Comparing floating point numbers in an intuitive way fails within julia


#1

Comparing floating point numbers I run into troubles when “0.0”, “-0.0” and “NaN” are possible values. To my mind there is no reasonable implementation of “isequal(x,y)” and “x==y”.

A reasonable implementation of comparison operators for (floating point) numbers would give the following response:

NaN == NaN —> true (but julia gives false)
0.0 == -0.0 —> true
isequal(NaN, NaN) —> true
isequal(0.0, -0.0) —> true (but julia gives false)

So neither “x==y” nor “isqual(x,y)” provides the desired boolean output. And they behave differently, what is the benefit for that? What is the use case for “NaN==NaN —> false” and for “isequal(-0.0,0.0) —> false”?

As an experiend programmer I can hardly accept that I have to spend time on such a trivial issue. You can only solve such a problem by inspecting the documentation. So I have to read documentation to be able to properly use “==” or “isequal()” operators/functions? Are the developers of julia aware of that? Are they serious about that? I bet that lots of people trip over that issue and do not understand the way these operators are implemented.

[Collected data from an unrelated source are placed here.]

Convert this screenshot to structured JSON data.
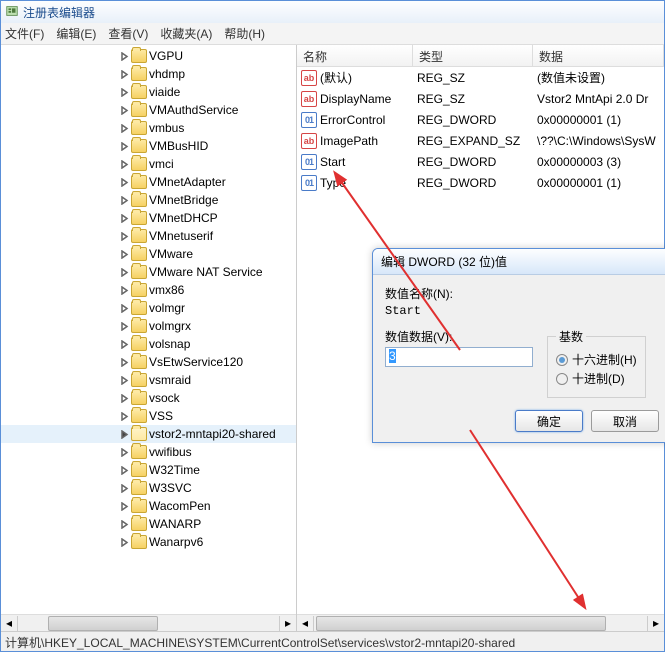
{
  "window": {
    "title": "注册表编辑器"
  },
  "menu": {
    "file": "文件(F)",
    "edit": "编辑(E)",
    "view": "查看(V)",
    "favorites": "收藏夹(A)",
    "help": "帮助(H)"
  },
  "tree": [
    "VGPU",
    "vhdmp",
    "viaide",
    "VMAuthdService",
    "vmbus",
    "VMBusHID",
    "vmci",
    "VMnetAdapter",
    "VMnetBridge",
    "VMnetDHCP",
    "VMnetuserif",
    "VMware",
    "VMware NAT Service",
    "vmx86",
    "volmgr",
    "volmgrx",
    "volsnap",
    "VsEtwService120",
    "vsmraid",
    "vsock",
    "VSS",
    "vstor2-mntapi20-shared",
    "vwifibus",
    "W32Time",
    "W3SVC",
    "WacomPen",
    "WANARP",
    "Wanarpv6"
  ],
  "selectedIndex": 21,
  "columns": {
    "name": "名称",
    "type": "类型",
    "data": "数据"
  },
  "values": [
    {
      "name": "(默认)",
      "type": "REG_SZ",
      "data": "(数值未设置)",
      "icon": "sz"
    },
    {
      "name": "DisplayName",
      "type": "REG_SZ",
      "data": "Vstor2 MntApi 2.0 Dr",
      "icon": "sz"
    },
    {
      "name": "ErrorControl",
      "type": "REG_DWORD",
      "data": "0x00000001 (1)",
      "icon": "dw"
    },
    {
      "name": "ImagePath",
      "type": "REG_EXPAND_SZ",
      "data": "\\??\\C:\\Windows\\SysW",
      "icon": "sz"
    },
    {
      "name": "Start",
      "type": "REG_DWORD",
      "data": "0x00000003 (3)",
      "icon": "dw"
    },
    {
      "name": "Type",
      "type": "REG_DWORD",
      "data": "0x00000001 (1)",
      "icon": "dw"
    }
  ],
  "dialog": {
    "title": "编辑 DWORD (32 位)值",
    "nameLabel": "数值名称(N):",
    "name": "Start",
    "dataLabel": "数值数据(V):",
    "data": "3",
    "baseLabel": "基数",
    "hex": "十六进制(H)",
    "dec": "十进制(D)",
    "ok": "确定",
    "cancel": "取消"
  },
  "statusbar": "计算机\\HKEY_LOCAL_MACHINE\\SYSTEM\\CurrentControlSet\\services\\vstor2-mntapi20-shared"
}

Of course, I can implement my own comparison function like:

my_isequal(x,y) = isequal(x,y) || x==y

but is this really the Julian-way of solving it? I question myself why I have to think about such kind of problems when I use a modern programming language like julia.

Regards,
Martin


#2

The semantics of floating point comparison is standardized (see eg https://en.wikipedia.org/wiki/NaN#Comparison_with_NaN), shared by most programming language and implemented in hardware, so == behaving any differently (like what you’d suggest) would be massively disruptive. It seems from the docs the rationale for isequal is

isequal(x,y) must imply that hash(x) == hash(y).

which is not possible with == from IEEE semantics, nor with yours, so I’d be a bit more careful about calling it “a reasonable implementation”. Maybe it could be documented more clearly that most users should not use isequal directly.


#3

The ==/< and isequal/isless orderings serve different purposes. The ==/< operators implement standard and standardized comparison behaviors for use in writing numerical code. This is how NaN and -0.0 behave in C, C++, Fortran, Matlab, Python, Perl, R, Ruby, etc.—so many that I have to wonder what languages you’ve been using that you haven’t encountered this before?

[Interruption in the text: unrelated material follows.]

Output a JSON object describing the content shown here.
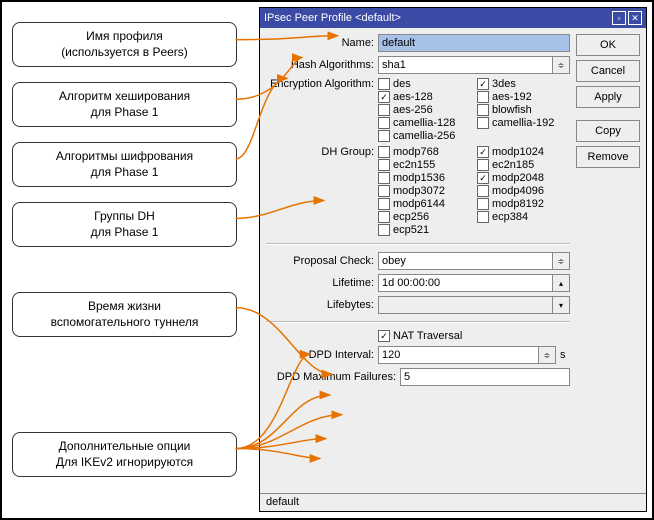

The isequal/isless operators are designed for hashing and sorting. We have isless(-0.0, 0.0) and therefore !isequal(-0.0, 0.0) for two major reasons:

  1. So that the sort order of ±0.0 is deterministic and value-based, with negative zeros sorting before positive zeros;
  2. Because it’s fairly common for numerical functions (with branch cuts, for example) to treat negative and positive zeros differently, so if you’re memoizing a function with a hash, you want 0.0 and -0.0 to hash differently so that you can save different answers for them.

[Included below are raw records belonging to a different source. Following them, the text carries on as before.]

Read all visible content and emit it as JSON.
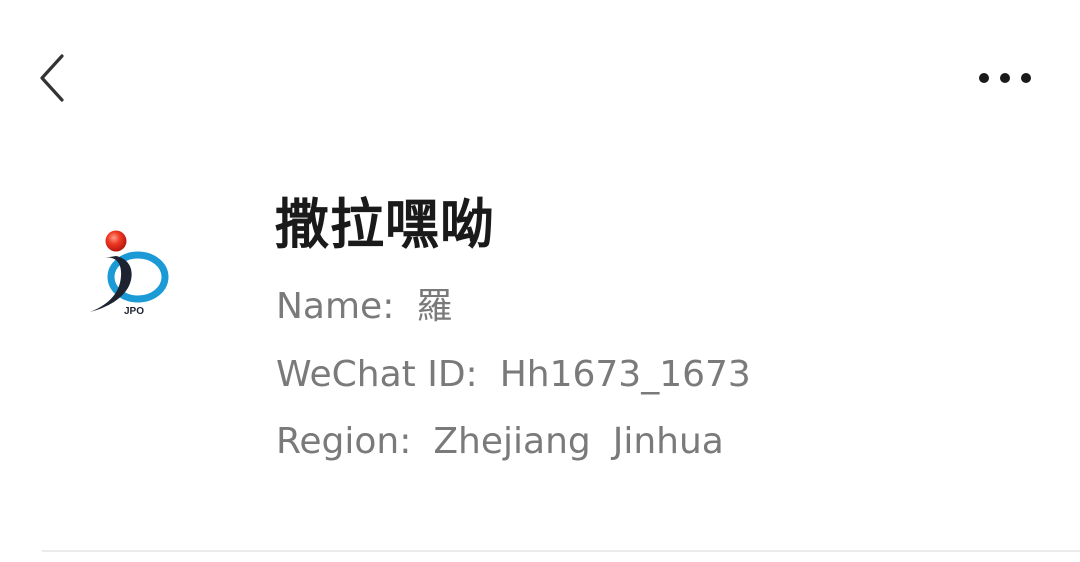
{
  "header": {
    "back_icon": "chevron-left-icon",
    "more_icon": "more-horizontal-icon"
  },
  "profile": {
    "avatar_icon": "jpo-logo",
    "avatar_text": "JPO",
    "nickname": "撒拉嘿呦",
    "name_label": "Name:",
    "name_value": "羅",
    "wechat_label": "WeChat ID:",
    "wechat_value": "Hh1673_1673",
    "region_label": "Region:",
    "region_province": "Zhejiang",
    "region_city": "Jinhua"
  },
  "colors": {
    "background": "#ffffff",
    "nickname": "#1a1a1a",
    "secondary_text": "#7a7a7a",
    "logo_red": "#e8231c",
    "logo_blue": "#1b9ad6",
    "logo_dark": "#1d2330"
  }
}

Of course, there are situations where this is inconvenient, annoying or surprising. There was a long discussion of this point in this issue in response to an earlier discourse thread. You may want to read that discussion and this post from the original thread in which I outlined much of the reasoning behind the current behaviors.

Questions and feedback are welcomed, but you may want to keep a few things in mind:

  1. It’s safe to assume that every numerical behavior in Julia has been extensively discussed and debated by experts over the 8 years of development leading to Julia 1.0.
  2. Behaviors in 1.0 and are not eligible to change until Julia 2.0, so while discussion of improvements is encouraged, the timeline for changing them is not immediate.
  3. The rhetorical style of your first post makes it a bit difficult to respond neutrally; a more genuinely inquisitive rather than dramatically outraged approach is likely to come off better.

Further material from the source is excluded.